Stetten. Plural von Statt; Stelle, wo etwas steht oder Ort schlechthin.
Stockwies = Wiese mit Baumstünken.
Thananger. 1150 tanegen, tunin. 1305 tunin, 1484 tunigen. Diese alten Formen erscheinen durchaus rätselhaft. Vielleicht von tan, tannach, Tanne, Tännich = Ort mit vielen Tannen.
Au v. W. Au, ahd. Auwa, mhd. Ouwe, spätlertriarsch ouia, ursprünglich Tafel, Wiese, Grasland.
Das Schloß war früher eine Wasserbrurg; zu Appians Zeiten lagen 4 Teiche in der Nähe.
Ebenthan. Von der Lage auf ebenen Boden, zum Unterschied v. Hohenthan bei Windberg.
Ehren soll gleich Egern sein
Gaishausen. Frühere Namen gaizhusen, geizhusn, gaizzehusen. 1126 Gezhusen. 1420 Gayshawsen. Von ahd. Geiz = Ziege. Appian erwähnt hier eine Kirche an einem Weiher.
Hagenberg. Ahd. Hagan = Dornstrauch; ein mit lebendigem Zaun umgebene Ansiedlung oder von hago = Stier = Stierburg.
Irlach Ort mit vielen Erlen oder bei einem Erlengehölz.
Ramersberg. Früher radmansperge, Raduansperge, Rademannespergwe. 1274 Radmansperg. Appian: Ramelsperg. Vom Personennamen: Radman.

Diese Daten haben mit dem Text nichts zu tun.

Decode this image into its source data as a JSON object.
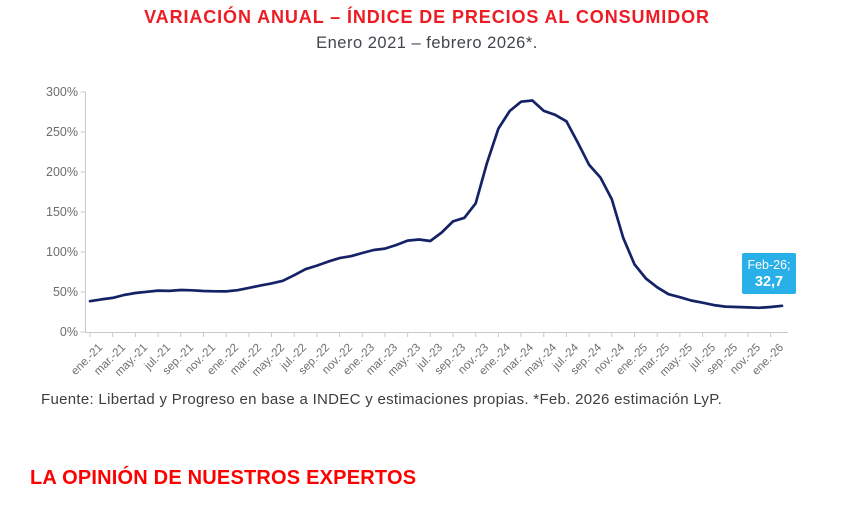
{
  "header": {
    "title": "VARIACIÓN ANUAL – ÍNDICE DE PRECIOS AL CONSUMIDOR",
    "subtitle": "Enero 2021 – febrero 2026*."
  },
  "chart_data": {
    "type": "line",
    "title": "VARIACIÓN ANUAL – ÍNDICE DE PRECIOS AL CONSUMIDOR",
    "subtitle": "Enero 2021 – febrero 2026*.",
    "grid": false,
    "legend": "none",
    "ylim": [
      0,
      300
    ],
    "xlabel": "",
    "ylabel": "",
    "x": [
      "ene.-21",
      "feb.-21",
      "mar.-21",
      "abr.-21",
      "may.-21",
      "jun.-21",
      "jul.-21",
      "ago.-21",
      "sep.-21",
      "oct.-21",
      "nov.-21",
      "dic.-21",
      "ene.-22",
      "feb.-22",
      "mar.-22",
      "abr.-22",
      "may.-22",
      "jun.-22",
      "jul.-22",
      "ago.-22",
      "sep.-22",
      "oct.-22",
      "nov.-22",
      "dic.-22",
      "ene.-23",
      "feb.-23",
      "mar.-23",
      "abr.-23",
      "may.-23",
      "jun.-23",
      "jul.-23",
      "ago.-23",
      "sep.-23",
      "oct.-23",
      "nov.-23",
      "dic.-23",
      "ene.-24",
      "feb.-24",
      "mar.-24",
      "abr.-24",
      "may.-24",
      "jun.-24",
      "jul.-24",
      "ago.-24",
      "sep.-24",
      "oct.-24",
      "nov.-24",
      "dic.-24",
      "ene.-25",
      "feb.-25",
      "mar.-25",
      "abr.-25",
      "may.-25",
      "jun.-25",
      "jul.-25",
      "ago.-25",
      "sep.-25",
      "oct.-25",
      "nov.-25",
      "dic.-25",
      "ene.-26",
      "feb.-26"
    ],
    "series": [
      {
        "name": "Variación anual del IPC (%)",
        "color": "#152266",
        "values": [
          38.5,
          40.7,
          42.6,
          46.3,
          48.8,
          50.2,
          51.8,
          51.4,
          52.5,
          52.1,
          51.2,
          50.9,
          50.7,
          52.3,
          55.1,
          58.0,
          60.7,
          64.0,
          71.0,
          78.5,
          83.0,
          88.0,
          92.4,
          94.8,
          98.8,
          102.5,
          104.3,
          108.8,
          114.2,
          115.6,
          113.8,
          124.4,
          138.3,
          142.7,
          160.9,
          211.4,
          254.2,
          276.2,
          287.9,
          289.4,
          276.4,
          271.5,
          263.4,
          236.7,
          209.0,
          193.0,
          166.0,
          117.8,
          84.5,
          66.9,
          55.9,
          47.3,
          43.5,
          39.4,
          36.6,
          33.6,
          31.8,
          31.3,
          30.8,
          30.3,
          31.2,
          32.7
        ]
      }
    ],
    "y_axis": {
      "tick_values": [
        0,
        50,
        100,
        150,
        200,
        250,
        300
      ],
      "tick_labels": [
        "0%",
        "50%",
        "100%",
        "150%",
        "200%",
        "250%",
        "300%"
      ]
    },
    "x_axis": {
      "tick_step": 2,
      "tick_labels": [
        "ene.-21",
        "mar.-21",
        "may.-21",
        "jul.-21",
        "sep.-21",
        "nov.-21",
        "ene.-22",
        "mar.-22",
        "may.-22",
        "jul.-22",
        "sep.-22",
        "nov.-22",
        "ene.-23",
        "mar.-23",
        "may.-23",
        "jul.-23",
        "sep.-23",
        "nov.-23",
        "ene.-24",
        "mar.-24",
        "may.-24",
        "jul.-24",
        "sep.-24",
        "nov.-24",
        "ene.-25",
        "mar.-25",
        "may.-25",
        "jul.-25",
        "sep.-25",
        "nov.-25",
        "ene.-26"
      ]
    },
    "end_label": {
      "line1": "Feb-26;",
      "line2": "32,7",
      "bg_color": "#29b0e8",
      "text_color": "#ffffff"
    }
  },
  "footer": {
    "source": "Fuente: Libertad y Progreso en base a INDEC y estimaciones propias. *Feb. 2026 estimación LyP."
  },
  "section_heading": {
    "text": "LA OPINIÓN DE NUESTROS EXPERTOS"
  },
  "colors": {
    "title_red": "#ed1c24",
    "heading_red": "#fe0000",
    "subtitle_gray": "#41454d",
    "line_navy": "#152266",
    "label_box_cyan": "#29b0e8",
    "axis_gray": "#c9c9c9",
    "tick_text_gray": "#6e6e6e"
  }
}
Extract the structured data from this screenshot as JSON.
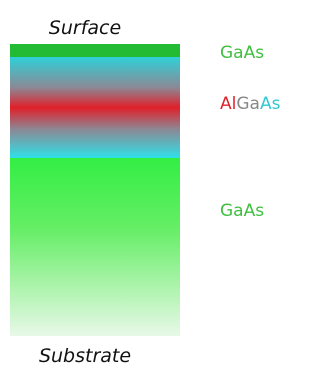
{
  "top_label": "Surface",
  "bottom_label": "Substrate",
  "layers": [
    {
      "label": "GaAs"
    },
    {
      "label_parts": [
        "Al",
        "Ga",
        "As"
      ]
    },
    {
      "label": "GaAs"
    }
  ]
}
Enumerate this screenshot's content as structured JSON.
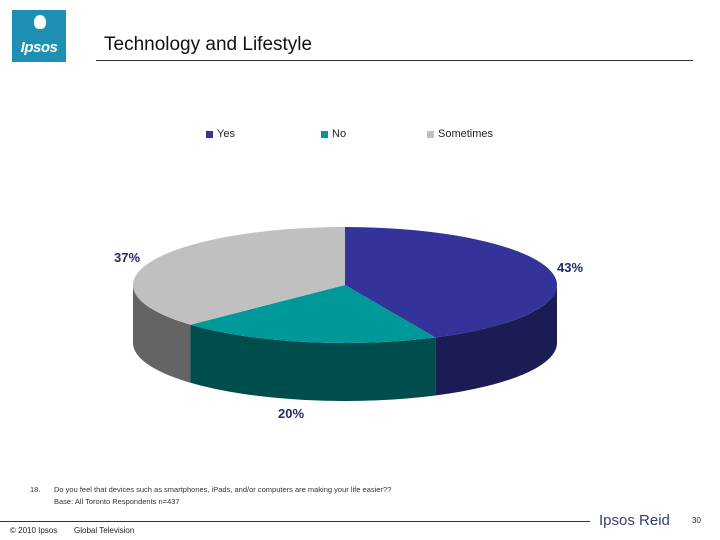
{
  "logo": {
    "text": "Ipsos"
  },
  "slide": {
    "title": "Technology and Lifestyle"
  },
  "chart_data": {
    "type": "pie",
    "categories": [
      "Yes",
      "No",
      "Sometimes"
    ],
    "values": [
      43,
      20,
      37
    ],
    "labels": [
      "43%",
      "20%",
      "37%"
    ],
    "colors": {
      "top": [
        "#33339a",
        "#009999",
        "#c0c0c0"
      ],
      "side": [
        "#1c1c55",
        "#004d4d",
        "#646464"
      ]
    },
    "legend_position": "top",
    "title": ""
  },
  "footnote": {
    "number": "18.",
    "question": "Do you feel that devices such as smartphones, iPads, and/or computers are making your life easier??",
    "base": "Base:  All Toronto Respondents n=437"
  },
  "footer": {
    "copyright": "© 2010 Ipsos",
    "client": "Global Television",
    "brand": "Ipsos Reid",
    "page": "30"
  }
}
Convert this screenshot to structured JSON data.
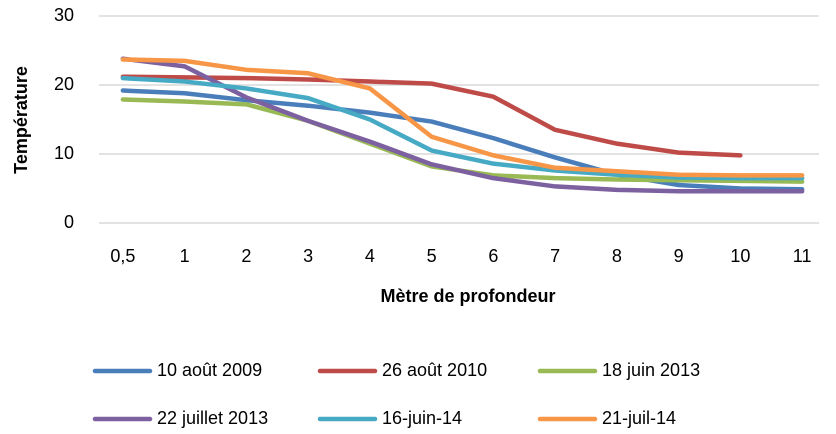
{
  "chart_data": {
    "type": "line",
    "x_label": "Mètre de profondeur",
    "y_label": "Température",
    "categories": [
      "0,5",
      "1",
      "2",
      "3",
      "4",
      "5",
      "6",
      "7",
      "8",
      "9",
      "10",
      "11"
    ],
    "ylim": [
      0,
      30
    ],
    "yticks": [
      0,
      10,
      20,
      30
    ],
    "grid": true,
    "series": [
      {
        "name": "10 août 2009",
        "color": "#4a7ebb",
        "values": [
          19.2,
          18.8,
          17.8,
          17.0,
          16.0,
          14.7,
          12.3,
          9.5,
          7.0,
          5.5,
          5.0,
          4.9
        ]
      },
      {
        "name": "26 août 2010",
        "color": "#be4b48",
        "values": [
          21.2,
          21.1,
          21.0,
          20.8,
          20.5,
          20.2,
          18.3,
          13.5,
          11.5,
          10.2,
          9.8,
          null
        ]
      },
      {
        "name": "18 juin 2013",
        "color": "#98b954",
        "values": [
          17.9,
          17.6,
          17.2,
          14.8,
          11.5,
          8.2,
          6.9,
          6.5,
          6.3,
          6.2,
          6.1,
          6.0
        ]
      },
      {
        "name": "22 juillet 2013",
        "color": "#7d60a0",
        "values": [
          23.8,
          22.7,
          18.2,
          14.8,
          11.8,
          8.5,
          6.5,
          5.3,
          4.8,
          4.6,
          4.6,
          4.6
        ]
      },
      {
        "name": "16-juin-14",
        "color": "#46aac5",
        "values": [
          21.0,
          20.5,
          19.5,
          18.1,
          15.0,
          10.5,
          8.6,
          7.6,
          7.0,
          6.6,
          6.5,
          6.5
        ]
      },
      {
        "name": "21-juil-14",
        "color": "#f79646",
        "values": [
          23.7,
          23.5,
          22.2,
          21.7,
          19.5,
          12.5,
          9.8,
          8.0,
          7.5,
          7.0,
          6.9,
          6.9
        ]
      }
    ]
  }
}
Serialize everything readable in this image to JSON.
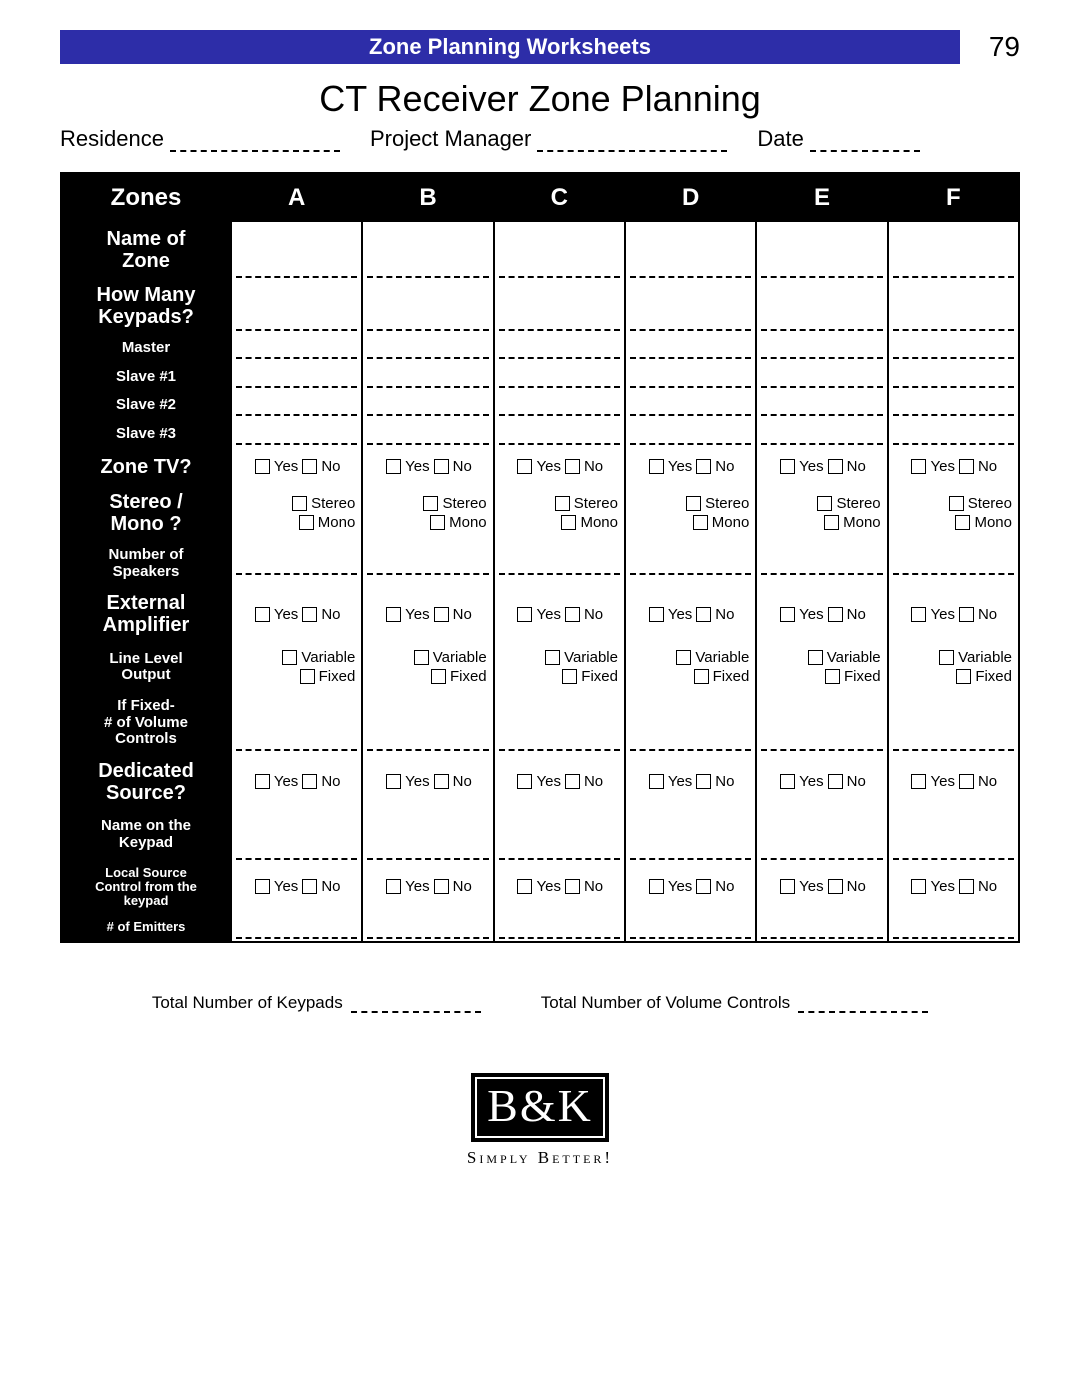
{
  "banner_title": "Zone Planning Worksheets",
  "page_number": "79",
  "main_title": "CT Receiver Zone Planning",
  "info_fields": {
    "residence": "Residence",
    "project_manager": "Project Manager",
    "date": "Date"
  },
  "zone_columns": [
    "A",
    "B",
    "C",
    "D",
    "E",
    "F"
  ],
  "zones_header": "Zones",
  "rows": {
    "name_of_zone": "Name of\nZone",
    "how_many_keypads": "How Many\nKeypads?",
    "master": "Master",
    "slave1": "Slave #1",
    "slave2": "Slave #2",
    "slave3": "Slave #3",
    "zone_tv": "Zone TV?",
    "stereo_mono": "Stereo /\nMono ?",
    "num_speakers": "Number of\nSpeakers",
    "ext_amp": "External\nAmplifier",
    "line_level": "Line Level\nOutput",
    "if_fixed": "If Fixed-\n# of Volume\nControls",
    "dedicated": "Dedicated\nSource?",
    "keypad_name": "Name on the\nKeypad",
    "local_src": "Local Source\nControl from the\nkeypad",
    "emitters": "# of Emitters"
  },
  "options": {
    "yes": "Yes",
    "no": "No",
    "stereo": "Stereo",
    "mono": "Mono",
    "variable": "Variable",
    "fixed": "Fixed"
  },
  "totals": {
    "keypads": "Total Number of Keypads",
    "vol_controls": "Total Number of Volume Controls"
  },
  "logo": {
    "brand": "B&K",
    "tagline": "Simply Better!"
  }
}
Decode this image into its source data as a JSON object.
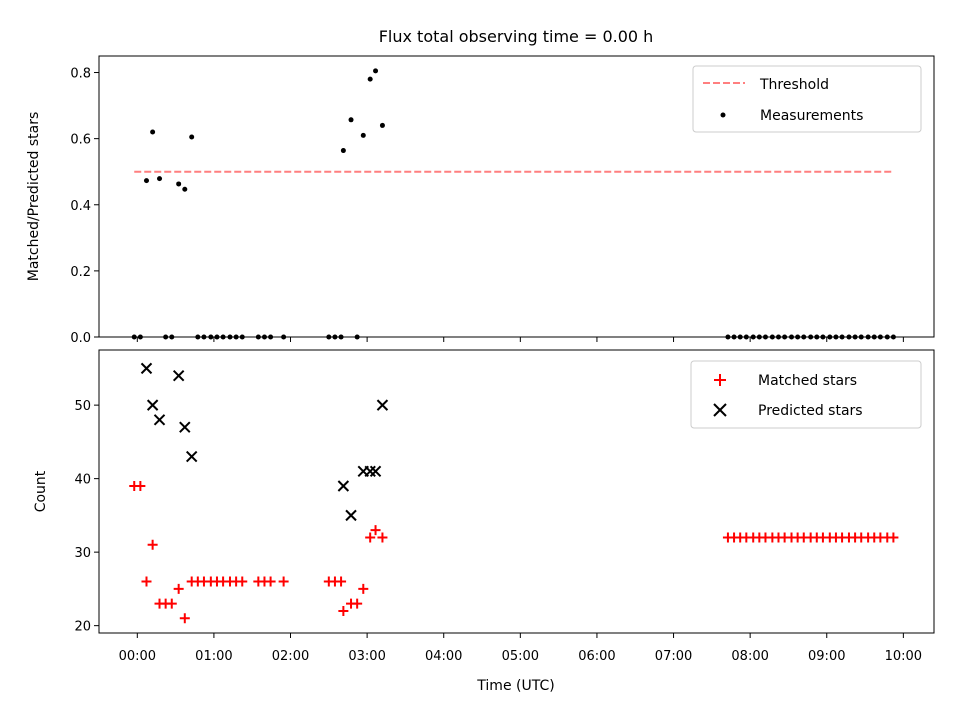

Riglberg. 1305 Regelperig. Von Riegel = langer steiler Bergrücken.
Röhrnau. Früher Rorinouwe, Roerinawe, Roerenaw. M. B. in der Roerazinnaw = an der sumpfigen mit Schilf bewachsenen Au. Zu Appians Zeiten bedeckt die Niederung, in der das Dörfchen liegt, ein stattlicher Weiher.
Steinburg. Früher Steinperge. 1305 Stainberck. Im XII-XIV. Jahrhundert Sitz eines Edelgeschlechtes der Steinberger.
Quelle. Aus dem Pfarrarchiv Hunderdorf

Zur Person von Pfarrer Peter Poiger *29.11.1864 +14.12.1935
Mit unermüdlichem Wissensdrang vertiefte Pfarrer Poiger sich in die Erforschung der Geschichte des Neukirchner Gebietes und schrieb seine Erfahrungen nieder. Am 10.02.1910 wird er Pfarrer und Schuldekan in Neukirchen. Im Jahr 1912/13 konnte er den Bau des neuen Pfarrhofes durchsetzen. 24 Jahre führte und teilte Pfarrer Poiger die Geschicke seiner Pfarrkinder in Neukirchen.